En cas de non-paiement d’une seule échéance dans les délais en plus du loyer courant, la clause résolutoire reprendra son plein effet et dès lors que le bail sera résilié, le bailleur pourra faire procéder à l’expulsion de Monsieur [H] [Z], occupant sans droit ni titre le logement en cause. L’intégralité de la dette locative restant due sera immédiatement exigible. Dans ce cas, au titre de l’occupation sans droit ni titre des lieux objets du bail résilié, une indemnité d’occupation fixée au montant du loyer et des charges qui auraient été exigibles si le bail n’avait pas été résilié, sera payable jusqu’à parfaite libération des lieux.
Le bailleur est bien fondé à solliciter le paiement d’une indemnité d’occupation du fait du maintien dans les lieux du locataire malgré la résiliation du bail. Cette indemnité d’occupation sera fixée au montant du loyer augmenté des charges, qui auraient été dus pendant la même période à défaut de résiliation du bail.
3. Sur les dépens et frais irrépétibles
Conformément à l’article 696 du Code de procédure Civile, M. [H] [Z] sera condamné aux dépens.

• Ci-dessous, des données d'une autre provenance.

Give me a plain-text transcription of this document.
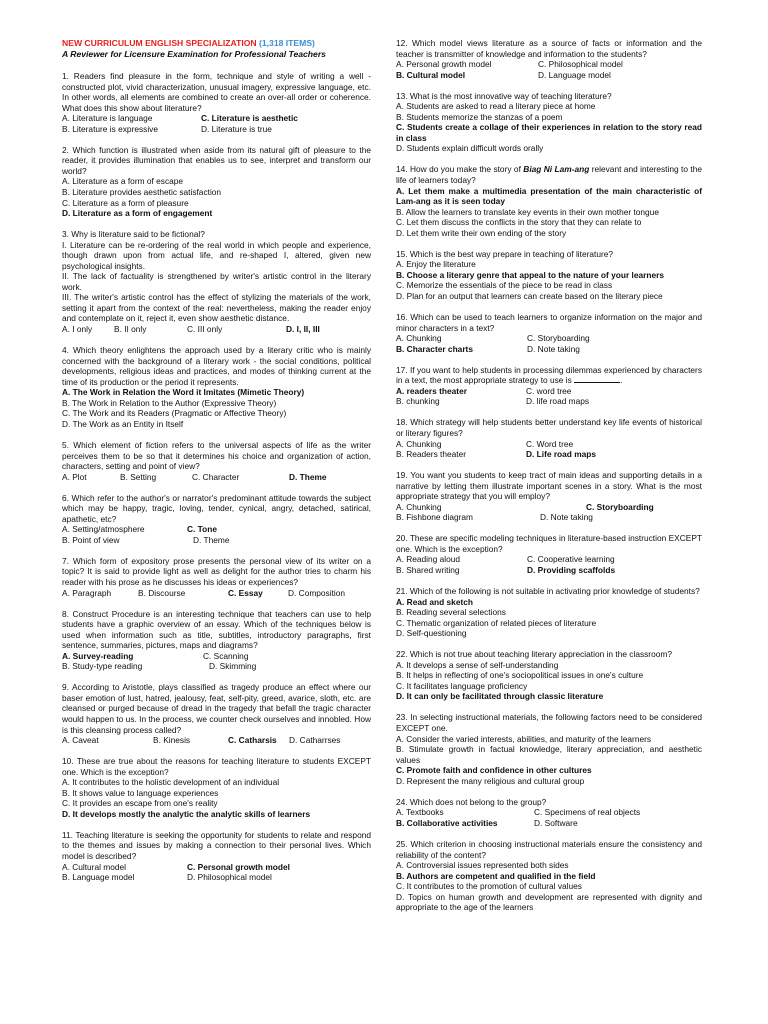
NEW CURRICULUM ENGLISH SPECIALIZATION (1,318 ITEMS)
A Reviewer for Licensure Examination for Professional Teachers
1. Readers find pleasure in the form, technique and style of writing a well - constructed plot, vivid characterization, unusual imagery, expressive language, etc. In other words, all elements are combined to create an over-all order or coherence. What does this show about literature?
A. Literature is language	C. Literature is aesthetic
B. Literature is expressive	D. Literature is true
2. Which function is illustrated when aside from its natural gift of pleasure to the reader, it provides illumination that enables us to see, interpret and transform our world?
A. Literature as a form of escape
B. Literature provides aesthetic satisfaction
C. Literature as a form of pleasure
D. Literature as a form of engagement
3. Why is literature said to be fictional?
I. Literature can be re-ordering of the real world in which people and experience, though drawn upon from actual life, and re-shaped I, altered, given new psychological insights.
II. The lack of factuality is strengthened by writer's artistic control in the literary work.
III. The writer's artistic control has the effect of stylizing the materials of the work, setting it apart from the context of the real: nevertheless, making the reader enjoy and contemplate on it, reject it, even show aesthetic distance.
A. I only	B. II only	C. III only	D. I, II, III
4. Which theory enlightens the approach used by a literary critic who is mainly concerned with the background of a literary work - the social conditions, political developments, religious ideas and practices, and modes of thinking current at the time of its production or the period it represents.
A. The Work in Relation the Word it Imitates (Mimetic Theory)
B. The Work in Relation to the Author (Expressive Theory)
C. The Work and its Readers (Pragmatic or Affective Theory)
D. The Work as an Entity in Itself
5. Which element of fiction refers to the universal aspects of life as the writer perceives them to be so that it determines his choice and organization of action, characters, setting and point of view?
A. Plot	B. Setting	C. Character	D. Theme
6. Which refer to the author's or narrator's predominant attitude towards the subject which may be happy, tragic, loving, tender, cynical, angry, detached, satirical, apathetic, etc?
A. Setting/atmosphere	C. Tone
B. Point of view	D. Theme
7. Which form of expository prose presents the personal view of its writer on a topic? It is said to provide light as well as delight for the author tries to charm his reader with his prose as he discusses his ideas or experiences?
A. Paragraph	B. Discourse	C. Essay	D. Composition
8. Construct Procedure is an interesting technique that teachers can use to help students have a graphic overview of an essay. Which of the techniques below is used when information such as title, subtitles, introductory paragraphs, first sentence, summaries, pictures, maps and diagrams?
A. Survey-reading	C. Scanning
B. Study-type reading	D. Skimming
9. According to Aristotle, plays classified as tragedy produce an effect where our baser emotion of lust, hatred, jealousy, feat, self-pity, greed, avarice, sloth, etc. are cleansed or purged because of dread in the tragedy that befall the tragic character would happen to us. In the process, we counter check ourselves and innobled. How is this cleansing process called?
A. Caveat	B. Kinesis	C. Catharsis	D. Catharrses
10. These are true about the reasons for teaching literature to students EXCEPT one. Which is the exception?
A. It contributes to the holistic development of an individual
B. It shows value to language experiences
C. It provides an escape from one's reality
D. It develops mostly the analytic the analytic skills of learners
11. Teaching literature is seeking the opportunity for students to relate and respond to the themes and issues by making a connection to their personal lives. Which model is described?
A. Cultural model	C. Personal growth model
B. Language model	D. Philosophical model
12. Which model views literature as a source of facts or information and the teacher is transmitter of knowledge and information to the students?
A. Personal growth model	C. Philosophical model
B. Cultural model	D. Language model
13. What is the most innovative way of teaching literature?
A. Students are asked to read a literary piece at home
B. Students memorize the stanzas of a poem
C. Students create a collage of their experiences in relation to the story read in class
D. Students explain difficult words orally
14. How do you make the story of Biag Ni Lam-ang relevant and interesting to the life of learners today?
A. Let them make a multimedia presentation of the main characteristic of Lam-ang as it is seen today
B. Allow the learners to translate key events in their own mother tongue
C. Let them discuss the conflicts in the story that they can relate to
D. Let them write their own ending of the story
15. Which is the best way prepare in teaching of literature?
A. Enjoy the literature
B. Choose a literary genre that appeal to the nature of your learners
C. Memorize the essentials of the piece to be read in class
D. Plan for an output that learners can create based on the literary piece
16. Which can be used to teach learners to organize information on the major and minor characters in a text?
A. Chunking	C. Storyboarding
B. Character charts	D. Note taking
17. If you want to help students in processing dilemmas experienced by characters in a text, the most appropriate strategy to use is	.
A. readers theater	C. word tree
B. chunking	D. life road maps
18. Which strategy will help students better understand key life events of historical or literary figures?
A. Chunking	C. Word tree
B. Readers theater	D. Life road maps
19. You want you students to keep tract of main ideas and supporting details in a narrative by letting them illustrate important scenes in a story. What is the most appropriate strategy that you will employ?
A. Chunking	C. Storyboarding
B. Fishbone diagram	D. Note taking
20. These are specific modeling techniques in literature-based instruction EXCEPT one. Which is the exception?
A. Reading aloud	C. Cooperative learning
B. Shared writing	D. Providing scaffolds
21. Which of the following is not suitable in activating prior knowledge of students?
A. Read and sketch
B. Reading several selections
C. Thematic organization of related pieces of literature
D. Self-questioning
22. Which is not true about teaching literary appreciation in the classroom?
A. It develops a sense of self-understanding
B. It helps in reflecting of one's sociopolitical issues in one's culture
C. It facilitates language proficiency
D. It can only be facilitated through classic literature
23. In selecting instructional materials, the following factors need to be considered EXCEPT one.
A. Consider the varied interests, abilities, and maturity of the learners
B. Stimulate growth in factual knowledge, literary appreciation, and aesthetic values
C. Promote faith and confidence in other cultures
D. Represent the many religious and cultural group
24. Which does not belong to the group?
A. Textbooks	C. Specimens of real objects
B. Collaborative activities	D. Software
25. Which criterion in choosing instructional materials ensure the consistency and reliability of the content?
A. Controversial issues represented both sides
B. Authors are competent and qualified in the field
C. It contributes to the promotion of cultural values
D. Topics on human growth and development are represented with dignity and appropriate to the age of the learners
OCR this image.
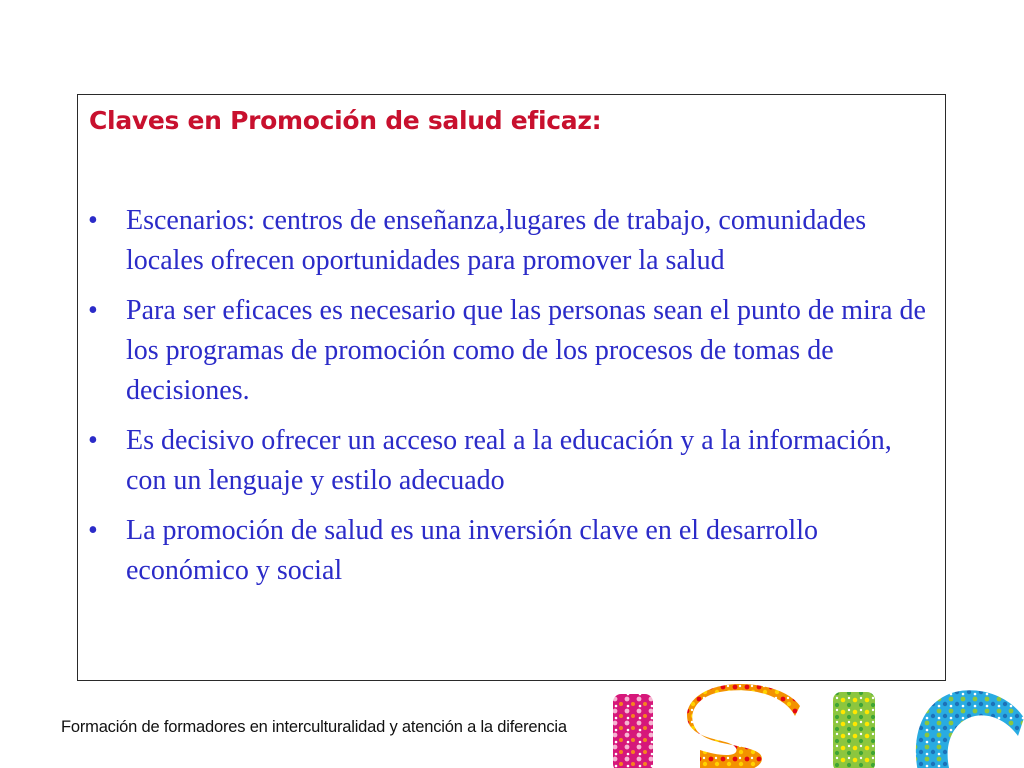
Claves en Promoción de salud eficaz:
•	Escenarios: centros de enseñanza,lugares de trabajo, comunidades locales ofrecen oportunidades para promover la salud
•	Para ser eficaces es necesario que las personas sean el punto de mira de los programas de promoción como de los procesos de tomas de decisiones.
•	Es decisivo ofrecer un acceso real a la educación y a la información, con un lenguaje y estilo adecuado
•	La promoción de salud es una inversión clave en el desarrollo económico y social
Formación de formadores en interculturalidad y atención a la diferencia
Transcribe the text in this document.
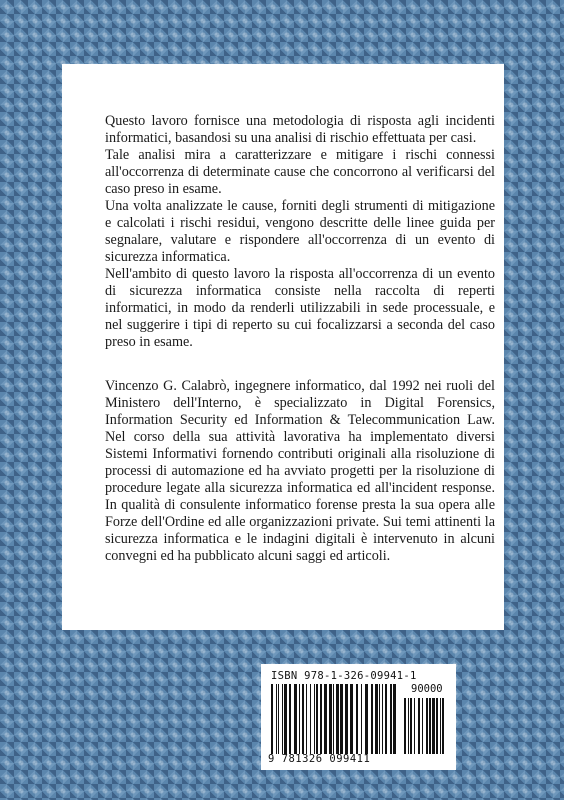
Questo lavoro fornisce una metodologia di risposta agli incidenti informatici, basandosi su una analisi di rischio effettuata per casi.

Tale analisi mira a caratterizzare e mitigare i rischi connessi all'occorrenza di determinate cause che concorrono al verificarsi del caso preso in esame.

Una volta analizzate le cause, forniti degli strumenti di mitigazione e calcolati i rischi residui, vengono descritte delle linee guida per segnalare, valutare e rispondere all'occorrenza di un evento di sicurezza informatica.

Nell'ambito di questo lavoro la risposta all'occorrenza di un evento di sicurezza informatica consiste nella raccolta di reperti informatici, in modo da renderli utilizzabili in sede processuale, e nel suggerire i tipi di reperto su cui focalizzarsi a seconda del caso preso in esame.

Vincenzo G. Calabrò, ingegnere informatico, dal 1992 nei ruoli del Ministero dell'Interno, è specializzato in Digital Forensics, Information Security ed Information & Telecommunication Law. Nel corso della sua attività lavorativa ha implementato diversi Sistemi Informativi fornendo contributi originali alla risoluzione di processi di automazione ed ha avviato progetti per la risoluzione di procedure legate alla sicurezza informatica ed all'incident response. In qualità di consulente informatico forense presta la sua opera alle Forze dell'Ordine ed alle organizzazioni private. Sui temi attinenti la sicurezza informatica e le indagini digitali è intervenuto in alcuni convegni ed ha pubblicato alcuni saggi ed articoli.

ISBN 978-1-326-09941-1
90000
9 781326 099411
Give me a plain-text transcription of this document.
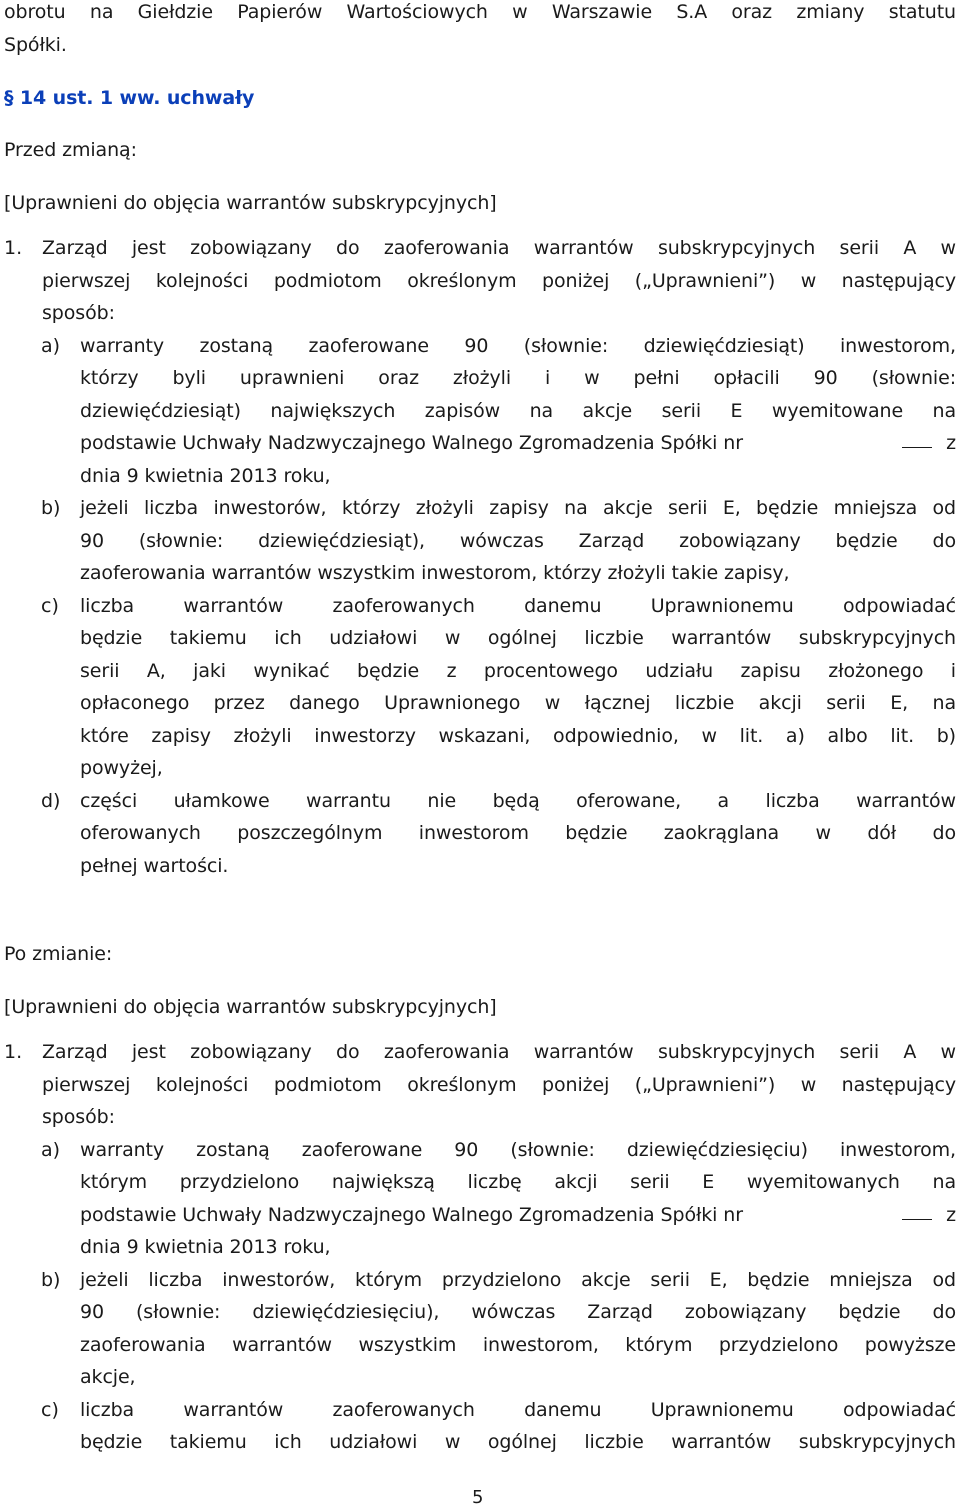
obrotu na Giełdzie Papierów Wartościowych w Warszawie S.A oraz zmiany statutu
Spółki.
§ 14 ust. 1 ww. uchwały
Przed zmianą:
[Uprawnieni do objęcia warrantów subskrypcyjnych]
1. Zarząd jest zobowiązany do zaoferowania warrantów subskrypcyjnych serii A w
pierwszej kolejności podmiotom określonym poniżej („Uprawnieni”) w następujący
sposób:
a) warranty zostaną zaoferowane 90 (słownie: dziewięćdziesiąt) inwestorom,
którzy byli uprawnieni oraz złożyli i w pełni opłacili 90 (słownie:
dziewięćdziesiąt) największych zapisów na akcje serii E wyemitowane na
podstawie Uchwały Nadzwyczajnego Walnego Zgromadzenia Spółki nr	z
dnia 9 kwietnia 2013 roku,
b) jeżeli liczba inwestorów, którzy złożyli zapisy na akcje serii E, będzie mniejsza od
90 (słownie: dziewięćdziesiąt), wówczas Zarząd zobowiązany będzie do
zaoferowania warrantów wszystkim inwestorom, którzy złożyli takie zapisy,
c) liczba warrantów zaoferowanych danemu Uprawnionemu odpowiadać
będzie takiemu ich udziałowi w ogólnej liczbie warrantów subskrypcyjnych
serii A, jaki wynikać będzie z procentowego udziału zapisu złożonego i
opłaconego przez danego Uprawnionego w łącznej liczbie akcji serii E, na
które zapisy złożyli inwestorzy wskazani, odpowiednio, w lit. a) albo lit. b)
powyżej,
d) części ułamkowe warrantu nie będą oferowane, a liczba warrantów
oferowanych poszczególnym inwestorom będzie zaokrąglana w dół do
pełnej wartości.
Po zmianie:
[Uprawnieni do objęcia warrantów subskrypcyjnych]
1. Zarząd jest zobowiązany do zaoferowania warrantów subskrypcyjnych serii A w
pierwszej kolejności podmiotom określonym poniżej („Uprawnieni”) w następujący
sposób:
a) warranty zostaną zaoferowane 90 (słownie: dziewięćdziesięciu) inwestorom,
którym przydzielono największą liczbę akcji serii E wyemitowanych na
podstawie Uchwały Nadzwyczajnego Walnego Zgromadzenia Spółki nr	z
dnia 9 kwietnia 2013 roku,
b) jeżeli liczba inwestorów, którym przydzielono akcje serii E, będzie mniejsza od
90 (słownie: dziewięćdziesięciu), wówczas Zarząd zobowiązany będzie do
zaoferowania warrantów wszystkim inwestorom, którym przydzielono powyższe
akcje,
c) liczba warrantów zaoferowanych danemu Uprawnionemu odpowiadać
będzie takiemu ich udziałowi w ogólnej liczbie warrantów subskrypcyjnych
5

L’équité commande de faire application des dispositions de l’article 700 du Code de procédure Civile. Une somme de 200 euros sera allouée de ce chef à la société ADOMA. Cette somme ne produira pas intérêts.
PAR CES MOTIFS :
Le juge des contentieux de la protection, statuant publiquement, par jugement contradictoire et en premier ressort,
CONSTATE la résiliation de plein droit du contrat de résidence liant les parties à la date du 11 novembre 2024,
CONDAMNE Monsieur [H] [Z] à payer à la société SAEM ADOMA une indemnité d’occupation mensuelle égale au montant du loyer et des charges qui auraient été exigibles si le contrat de location n’avait pas été résilié, et qui sera indexée selon les mêmes modalités que celles prévues pour le loyer au contrat de résidence, à compter de la résiliation et jusqu’à la libération effective des lieux ;
CONDAMNE Monsieur [H] [Z] à payer à la SAEM ADOMA la somme de 915,02 € au titre du solde débiteur du contrat, voire de l’indemnité d’occupation arrêtée au 6/03/25 (mois de février compris) outre intérêts au taux légal à compter de la signification de la décision,
DIT que Monsieur [H] [Z] pourra s’acquitter de la dette par des versements mensuels de 150,00 euros le 5 de chaque mois pendant 6 mois, en plus du paiement du loyer et des charges courants, le premier versement devant intervenir dans le mois de la signification du présent jugement, le dernier versement étant ajusté au solde de la dette ;
SUSPEND pendant ce délai les effets de la clause résolutoire ;
DIT qu’en cas de paiement partiel, le règlement s’imputera en priorité sur le loyer échu avant d’être imputé sur l’arriéré locatif ;
DIT qu’à défaut du versement d’un seul de ces acomptes à son échéance, le solde de la dette deviendra immédiatement exigible dans sa totalité sans mise en demeure préalable ;
Et dans ce cas :
AUTORISE la société SAIEM ADOMA à procéder à l’expulsion de Monsieur [H] [Z] et de tout occupant de son chef avec au besoin l’assistance de la force publique et d’un serrurier, du logement n° 2303 sis [Adresse 4] ;
CONDAMNE Monsieur [H] [Z] à payer à la société SAIEM ADOMA une indemnité d’occupation comme fixée plus haut à compter de la résiliation et jusqu’à la libération effective des lieux ;
DIT que toute indemnité devenue exigible et non payée à terme produira des intérêts au taux légal à compter du 6 de chaque mois ;
CONDAMNE Monsieur [H] [Z] à payer à la société SAEM ADOMA, la somme de 200 euros sans intérêt en application de l’article 700 du Code de procédure Civile,
REJETTE toutes les autres demandes,
CONDAMNE Monsieur [H] [Z] à supporter les dépens de l’instance.
AINSI JUGÉ ET PRONONCÉ PAR MISE À DISPOSITION AU GREFFE DE LA JURIDICTION LE 15 MAI 2025, LES PARTIES EN AYANT ÉTÉ AVISÉES CONFORMÉMENT AU DEUXIEME ALINEA DE L’ARTICLE 450 DU CODE DE PROCÉDURE CIVILE.